Fakat bir kimse, Zilhicce'nin 9. gecesi Minâ'da gecelemeden Arafat'a giderse, ona bir günah yoktur. Bunun delili; Urve b. el-Mudarris'in rivâyet ettiği şu hadistir:

أَتَيْتُ رَسُولَ اللَّهِ صَلَّى اللَّهُ عَلَيْهِ وَسَلَّمَ بِالْمُزْدَلِفَةِ حِينَ خَرَجَ إِلَى الصَّلَاةِ [أي صلاة الفجر] فَقُلْتُ : يَا رَسُولَ اللَّهِ! إِنِّي جِئْتُ مِنْ جَبَلَيْ طَيِّئٍ ، أَكْلَلْتُ رَاحِلَتِي، وَأَتْعَبْتُ نَفْسِي، وَاللَّهِ مَا تَرَكْتُ مِنْ حَبْلٍ إِلَّا وَقَفْتُ عَلَيْهِ ، فَهَلْ لِي مِنْ حَجٍّ ؟ فَقَالَ رَسُولُ اللَّهِ صَلَّى اللَّهُ عَلَيْهِ وَسَلَّمَ: مَنْ شَهِدَ صَلَاتَنَا هَذِهِ، وَوَقَفَ مَعَنَا حَتَّى نَدْفَعَ، وَقَدْ وَقَفَ بِعَرَفَةَ قَبْلَ ذَلِكَ لَيْلًا أَوْ نَهَارًا، فَقَدْ أَتَمَّ حَجَّهُ، وَقَضَى تَفَثَه. [ رواه الترمذي وقال: هَذَا حَدِيثٌ حَسَنٌ صَحِيحٌ ]

"Ben, Müzdelife'de Rasûlullah -sallallahu aleyhi ve sellem- sabah namazına çıkarken yanına geldim ve dedim ki:

-Ey Allah'ın elçisi! Tay dağından geldim, hem bineğimi, hem de kendimi yordum. Allah'a yemin olsun ki üzerinde durup dinlenmediğim bir kum tepesi bırakmadım. Benim haccım geçerli midir?

Rasûlullah -sallallahu aleyhi ve sellem- buyurdu ki:

- Kim bizim şu namazımıza hazır bulunur (bizimle birlikte sabah namazını Müzdelife'de kılar ve) buradan ayrılıncaya kadar bizimle birlikte beklerse,öncesinde de, gece veya gündüz Arafat’ta vakfe yapmış (bulunmuş) ise, haccını tamamlamış ve hac ile ilgili ibâdetlerini (menâsikini) yerine getirmiş olur." (Tirmizî rivâyet etmiş ve bu, hasen sahih hadistir, demiştir.)
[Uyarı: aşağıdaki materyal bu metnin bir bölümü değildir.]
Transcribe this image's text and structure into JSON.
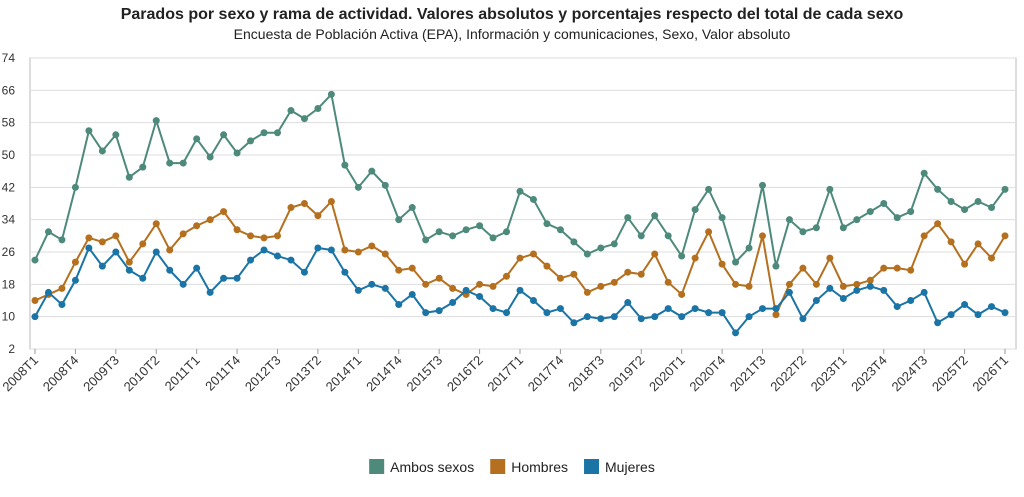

Rasûlullah -sallallahu aleyhi ve sellem-, dokuzuncu gece Minâ'da geceleyip-gecelemediğini Urve b. el-Mudarris'e sormamıştır.Bu da dokuzuncu gece Minâ'da gecelemenin vâcip olmadığına delâlet eder.

- Yine sekizinci gece Minâ'da kalan insanların yaptıkları hatalardan birisi de şudur: Bazı insanlar, Minâ'da namazları birleştirip kasretmektedirler. Örneğin öğle namazı ile ikindi namazını, akşam namazı ile yatsı namazını birleştirmektedirler. Bu davranış, sünnete aykırıdır.Zirâ bu konuda insanlar için Minâ'da meşrû olan; namazları birleştirmeden kasretmeleridir. Yolcu olduğu için Minâ'da namazları birleştirmek câiz olsa bile, Rasûlullah -sallallahu aleyhi ve sellem-'in sünneti bu şekilde gelmiştir. Çünkü yolcunun, ister ikâmet halinde olsun, isterse hareket halinde olsun, namazları birleştirmesi câizdir.Fakat bir yerde ikâmet halinde olan yolcunun bir sebebi olmadan namazları birleştirmemesi daha fazîletlidir. Minâ'da namazları birleştirmeyi gerektiren herhangi bir sebep ise sözkonusu değildir. Bunun içindir ki Rasûlullah -sallallahu aleyhi ve sellem- Minâ'da namazları birleştirmiyordu (cem' ederek kılmıyordu).Fakat dört rekatlı namazları ikişer rekat kılıyordu. Buna göre öğle namazını vaktinde iki rekat, ikindi namazını vaktinde iki rekat, akşam namazını vaktinde üç rekat, yatsı namazını vaktinde iki rekat ve sabah namazını da vaktinde kılıyordu." (Mecmû'u Fetâvâ İbn-i Useymîn; c: 16, s: 23)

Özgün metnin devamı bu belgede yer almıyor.